A train derails in southern Pakistan, killing at least 30 people.

Numerous Hazara Express trains derailed in Nawabshah, Sindh province, inflicting dozens of injuries.


A railway derailed in southern Pakistan, resulting in at least 30 fatalities and several injuries.

On Sunday, a Hazara Express train carrying passengers derailed near the Sahara train station in Nawabshah, Sindh.

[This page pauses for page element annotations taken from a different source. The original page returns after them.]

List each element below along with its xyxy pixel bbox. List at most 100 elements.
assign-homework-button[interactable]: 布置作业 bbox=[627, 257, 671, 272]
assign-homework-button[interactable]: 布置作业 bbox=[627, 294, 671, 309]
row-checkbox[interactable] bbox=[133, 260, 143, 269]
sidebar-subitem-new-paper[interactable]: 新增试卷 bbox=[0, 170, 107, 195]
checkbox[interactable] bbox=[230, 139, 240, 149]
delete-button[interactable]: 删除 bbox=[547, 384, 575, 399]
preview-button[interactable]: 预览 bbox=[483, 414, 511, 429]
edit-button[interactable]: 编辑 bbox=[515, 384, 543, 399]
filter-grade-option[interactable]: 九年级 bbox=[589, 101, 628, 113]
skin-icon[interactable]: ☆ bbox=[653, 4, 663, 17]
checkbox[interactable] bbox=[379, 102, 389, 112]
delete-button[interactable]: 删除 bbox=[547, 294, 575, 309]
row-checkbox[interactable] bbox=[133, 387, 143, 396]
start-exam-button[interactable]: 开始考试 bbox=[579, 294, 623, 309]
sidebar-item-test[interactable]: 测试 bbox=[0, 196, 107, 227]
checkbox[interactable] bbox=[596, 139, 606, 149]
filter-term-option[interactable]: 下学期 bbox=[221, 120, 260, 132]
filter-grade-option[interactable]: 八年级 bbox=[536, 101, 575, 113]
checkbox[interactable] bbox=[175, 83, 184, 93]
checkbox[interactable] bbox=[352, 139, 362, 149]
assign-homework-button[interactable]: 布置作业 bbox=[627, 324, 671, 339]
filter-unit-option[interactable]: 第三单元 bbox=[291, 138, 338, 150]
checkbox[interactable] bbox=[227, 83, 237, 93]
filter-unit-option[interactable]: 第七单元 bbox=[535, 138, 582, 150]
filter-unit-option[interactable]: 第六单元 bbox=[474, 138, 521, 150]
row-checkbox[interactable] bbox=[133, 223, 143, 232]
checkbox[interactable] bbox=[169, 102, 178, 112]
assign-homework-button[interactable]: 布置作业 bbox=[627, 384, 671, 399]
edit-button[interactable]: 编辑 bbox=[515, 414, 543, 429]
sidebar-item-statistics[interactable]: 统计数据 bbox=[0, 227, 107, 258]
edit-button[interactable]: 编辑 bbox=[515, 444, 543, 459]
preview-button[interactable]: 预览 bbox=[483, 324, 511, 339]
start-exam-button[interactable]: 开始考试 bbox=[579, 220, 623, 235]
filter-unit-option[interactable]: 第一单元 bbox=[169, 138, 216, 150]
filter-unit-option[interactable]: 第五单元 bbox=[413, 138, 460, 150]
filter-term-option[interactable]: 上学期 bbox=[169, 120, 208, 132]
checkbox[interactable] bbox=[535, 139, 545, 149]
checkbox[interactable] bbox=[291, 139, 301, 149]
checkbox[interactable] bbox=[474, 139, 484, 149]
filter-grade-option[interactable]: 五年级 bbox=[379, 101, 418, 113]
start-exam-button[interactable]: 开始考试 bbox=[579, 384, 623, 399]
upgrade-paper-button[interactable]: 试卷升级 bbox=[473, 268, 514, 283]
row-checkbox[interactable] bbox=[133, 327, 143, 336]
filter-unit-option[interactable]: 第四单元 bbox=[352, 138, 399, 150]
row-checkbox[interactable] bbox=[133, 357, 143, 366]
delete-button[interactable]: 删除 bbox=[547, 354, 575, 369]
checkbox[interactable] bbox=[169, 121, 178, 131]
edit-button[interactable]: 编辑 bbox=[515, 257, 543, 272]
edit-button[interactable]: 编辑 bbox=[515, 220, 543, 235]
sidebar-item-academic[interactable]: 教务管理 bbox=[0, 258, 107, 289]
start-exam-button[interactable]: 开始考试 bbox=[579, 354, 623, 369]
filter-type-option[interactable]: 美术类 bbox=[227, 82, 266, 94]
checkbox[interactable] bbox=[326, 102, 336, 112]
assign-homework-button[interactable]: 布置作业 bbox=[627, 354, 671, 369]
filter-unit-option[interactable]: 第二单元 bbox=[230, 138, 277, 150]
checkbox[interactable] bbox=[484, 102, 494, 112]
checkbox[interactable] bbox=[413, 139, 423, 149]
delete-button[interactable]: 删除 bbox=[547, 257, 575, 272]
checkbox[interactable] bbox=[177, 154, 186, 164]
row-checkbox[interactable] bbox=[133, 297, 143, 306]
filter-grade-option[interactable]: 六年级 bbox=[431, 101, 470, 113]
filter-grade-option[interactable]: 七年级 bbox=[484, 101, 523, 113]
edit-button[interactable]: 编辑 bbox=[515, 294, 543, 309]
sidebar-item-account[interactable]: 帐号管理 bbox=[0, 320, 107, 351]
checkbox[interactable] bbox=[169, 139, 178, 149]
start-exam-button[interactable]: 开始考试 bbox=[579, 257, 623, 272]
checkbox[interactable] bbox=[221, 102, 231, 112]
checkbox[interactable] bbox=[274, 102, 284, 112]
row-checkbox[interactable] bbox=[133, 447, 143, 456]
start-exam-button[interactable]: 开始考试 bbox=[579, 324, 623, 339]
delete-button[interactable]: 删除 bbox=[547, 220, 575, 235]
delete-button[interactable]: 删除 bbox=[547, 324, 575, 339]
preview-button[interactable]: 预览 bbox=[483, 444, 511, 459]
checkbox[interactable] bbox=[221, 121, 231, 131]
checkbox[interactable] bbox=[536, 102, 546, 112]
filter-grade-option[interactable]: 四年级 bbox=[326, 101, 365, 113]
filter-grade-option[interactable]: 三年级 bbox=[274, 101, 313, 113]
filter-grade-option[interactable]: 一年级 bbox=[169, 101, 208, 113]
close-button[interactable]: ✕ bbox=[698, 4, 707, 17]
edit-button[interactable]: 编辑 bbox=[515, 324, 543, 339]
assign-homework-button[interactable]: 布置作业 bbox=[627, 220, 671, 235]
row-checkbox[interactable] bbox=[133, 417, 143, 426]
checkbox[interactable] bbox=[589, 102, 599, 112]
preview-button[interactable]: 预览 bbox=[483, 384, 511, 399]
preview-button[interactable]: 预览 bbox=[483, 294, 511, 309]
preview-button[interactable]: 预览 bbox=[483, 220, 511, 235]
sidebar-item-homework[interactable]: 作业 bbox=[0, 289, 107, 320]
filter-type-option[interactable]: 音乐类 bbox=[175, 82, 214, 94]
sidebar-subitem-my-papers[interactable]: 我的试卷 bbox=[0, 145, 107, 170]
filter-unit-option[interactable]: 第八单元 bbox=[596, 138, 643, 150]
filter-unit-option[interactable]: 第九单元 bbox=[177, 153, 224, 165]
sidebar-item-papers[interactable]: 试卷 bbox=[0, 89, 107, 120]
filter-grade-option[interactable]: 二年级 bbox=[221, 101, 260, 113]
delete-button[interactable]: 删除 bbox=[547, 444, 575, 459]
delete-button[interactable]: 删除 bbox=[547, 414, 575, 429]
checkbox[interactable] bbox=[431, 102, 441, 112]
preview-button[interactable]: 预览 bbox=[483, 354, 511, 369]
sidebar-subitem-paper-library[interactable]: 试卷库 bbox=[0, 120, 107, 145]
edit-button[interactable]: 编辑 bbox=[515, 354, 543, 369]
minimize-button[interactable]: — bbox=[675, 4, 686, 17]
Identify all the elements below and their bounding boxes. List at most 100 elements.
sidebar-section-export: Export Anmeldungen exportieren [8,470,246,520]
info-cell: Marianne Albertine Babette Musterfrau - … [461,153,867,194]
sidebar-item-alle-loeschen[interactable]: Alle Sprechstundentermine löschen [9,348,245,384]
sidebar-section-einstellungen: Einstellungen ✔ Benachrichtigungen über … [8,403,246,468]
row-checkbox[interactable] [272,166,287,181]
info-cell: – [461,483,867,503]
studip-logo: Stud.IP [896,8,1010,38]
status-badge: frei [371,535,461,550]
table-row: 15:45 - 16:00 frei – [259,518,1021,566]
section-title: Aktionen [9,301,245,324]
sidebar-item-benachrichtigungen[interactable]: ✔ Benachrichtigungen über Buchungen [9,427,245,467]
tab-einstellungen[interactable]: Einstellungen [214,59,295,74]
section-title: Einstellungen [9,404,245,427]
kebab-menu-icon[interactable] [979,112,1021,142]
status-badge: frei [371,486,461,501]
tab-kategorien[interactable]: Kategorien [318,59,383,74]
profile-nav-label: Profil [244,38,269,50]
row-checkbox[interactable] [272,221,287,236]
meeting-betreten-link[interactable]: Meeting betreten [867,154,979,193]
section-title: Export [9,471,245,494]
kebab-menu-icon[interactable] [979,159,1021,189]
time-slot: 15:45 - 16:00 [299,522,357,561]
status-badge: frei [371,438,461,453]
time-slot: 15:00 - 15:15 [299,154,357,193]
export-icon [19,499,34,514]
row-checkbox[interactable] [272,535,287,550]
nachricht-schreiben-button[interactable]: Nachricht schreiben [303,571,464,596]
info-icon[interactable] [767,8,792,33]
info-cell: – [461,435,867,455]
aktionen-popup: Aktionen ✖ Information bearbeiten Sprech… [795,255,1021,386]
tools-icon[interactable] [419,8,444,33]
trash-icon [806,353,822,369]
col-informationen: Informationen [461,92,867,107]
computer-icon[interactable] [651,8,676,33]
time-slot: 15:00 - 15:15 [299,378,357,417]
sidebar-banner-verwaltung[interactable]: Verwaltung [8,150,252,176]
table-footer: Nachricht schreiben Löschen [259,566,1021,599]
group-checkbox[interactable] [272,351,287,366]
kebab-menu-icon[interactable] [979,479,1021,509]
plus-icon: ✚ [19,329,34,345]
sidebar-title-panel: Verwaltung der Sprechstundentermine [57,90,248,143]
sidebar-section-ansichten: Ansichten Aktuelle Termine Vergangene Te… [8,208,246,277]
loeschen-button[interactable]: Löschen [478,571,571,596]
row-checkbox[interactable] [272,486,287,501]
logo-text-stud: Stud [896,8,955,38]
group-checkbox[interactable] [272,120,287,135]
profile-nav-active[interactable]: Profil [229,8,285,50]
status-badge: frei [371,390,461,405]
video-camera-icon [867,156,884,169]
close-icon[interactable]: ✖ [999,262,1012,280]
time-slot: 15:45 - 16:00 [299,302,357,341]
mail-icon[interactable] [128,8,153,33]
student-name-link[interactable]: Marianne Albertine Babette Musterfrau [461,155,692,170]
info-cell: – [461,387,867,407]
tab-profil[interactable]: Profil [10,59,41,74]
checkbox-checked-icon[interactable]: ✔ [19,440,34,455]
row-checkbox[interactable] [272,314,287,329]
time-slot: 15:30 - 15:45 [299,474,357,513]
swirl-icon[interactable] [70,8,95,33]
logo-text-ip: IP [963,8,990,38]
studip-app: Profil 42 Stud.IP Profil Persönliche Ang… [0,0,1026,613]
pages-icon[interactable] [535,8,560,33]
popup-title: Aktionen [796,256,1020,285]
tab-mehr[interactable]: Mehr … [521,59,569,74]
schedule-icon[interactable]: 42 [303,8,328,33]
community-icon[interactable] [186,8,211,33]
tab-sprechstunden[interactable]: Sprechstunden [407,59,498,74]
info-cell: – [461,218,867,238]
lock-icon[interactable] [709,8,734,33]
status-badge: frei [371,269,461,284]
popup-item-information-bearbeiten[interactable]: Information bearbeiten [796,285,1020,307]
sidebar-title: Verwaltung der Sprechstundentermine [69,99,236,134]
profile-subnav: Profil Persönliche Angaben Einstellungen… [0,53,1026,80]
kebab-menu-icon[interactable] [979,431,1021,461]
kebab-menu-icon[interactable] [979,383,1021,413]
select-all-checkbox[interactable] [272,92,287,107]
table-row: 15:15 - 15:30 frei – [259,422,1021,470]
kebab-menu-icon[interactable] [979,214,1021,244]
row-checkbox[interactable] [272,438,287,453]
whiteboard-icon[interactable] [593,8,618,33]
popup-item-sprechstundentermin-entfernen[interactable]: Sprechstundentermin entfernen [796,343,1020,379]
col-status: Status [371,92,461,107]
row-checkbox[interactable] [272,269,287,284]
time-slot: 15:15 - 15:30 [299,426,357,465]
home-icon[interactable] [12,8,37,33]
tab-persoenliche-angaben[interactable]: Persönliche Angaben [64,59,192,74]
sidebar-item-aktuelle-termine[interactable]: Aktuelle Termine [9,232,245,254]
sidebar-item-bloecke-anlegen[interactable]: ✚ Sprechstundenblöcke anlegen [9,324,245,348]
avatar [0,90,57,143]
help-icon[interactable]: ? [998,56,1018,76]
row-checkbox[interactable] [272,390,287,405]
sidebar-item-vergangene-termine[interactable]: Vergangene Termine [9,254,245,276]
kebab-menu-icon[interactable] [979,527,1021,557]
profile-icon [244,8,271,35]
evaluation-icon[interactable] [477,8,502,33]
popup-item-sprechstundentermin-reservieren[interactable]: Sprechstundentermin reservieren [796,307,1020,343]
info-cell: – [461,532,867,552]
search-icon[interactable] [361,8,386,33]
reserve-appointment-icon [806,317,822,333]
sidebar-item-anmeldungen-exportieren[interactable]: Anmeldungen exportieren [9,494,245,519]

Khawaja Saad Rafique, the minister of railways, told reporters, "This is quite a big accident." Rafique claimed that the train derailed on a section of track where no recorded defects were present with at least 1,000 passengers on board.

Abid Baloch, a senior police official, reported that 30 bodies had been found and that more than 60 people had been hurt, some of them seriously. He warned that as rescue efforts go on, the death toll can increase.


Eight coaches of the Hazara Express, which was traveling from Karachi to Abbottabad, derailed at Nawabshah, around 275 kilometers (170 miles) from Karachi, the capital of Sindh province, according to railway official Mohsin Syal, who spoke to HUM News channel earlier.

Images shared by the local media show a large crowd at the scene, some breaking windows to assist passengers in exiting the overturned coaches and bent carriages.

As ambulances and private automobiles transported the injured to the Nawabshah Trauma Center for treatment, there were chaotic scenes.

While a woman screamed in agony as she was being taken in on a stretcher, one man leaped from the back of an ambulance carrying a child, his clothes covered in blood.

One confused woman added, "We don't know what happened; we were just sitting inside."


Accidents and derailments occur frequently on Pakistan’s antiquated railway system. In June 2021, two trains collided near Daharki in Sindh, killing at least 65 people and injuring about 150 others. In that accident, an express derailed onto the opposite track, and a second passenger train crashed into the wreckage roughly a minute later. At least 75 passengers burned to death in a fire aboard the Tezgam express train in October 2019, while a two-train collision at Ghotki killed more than 100 people in 2005.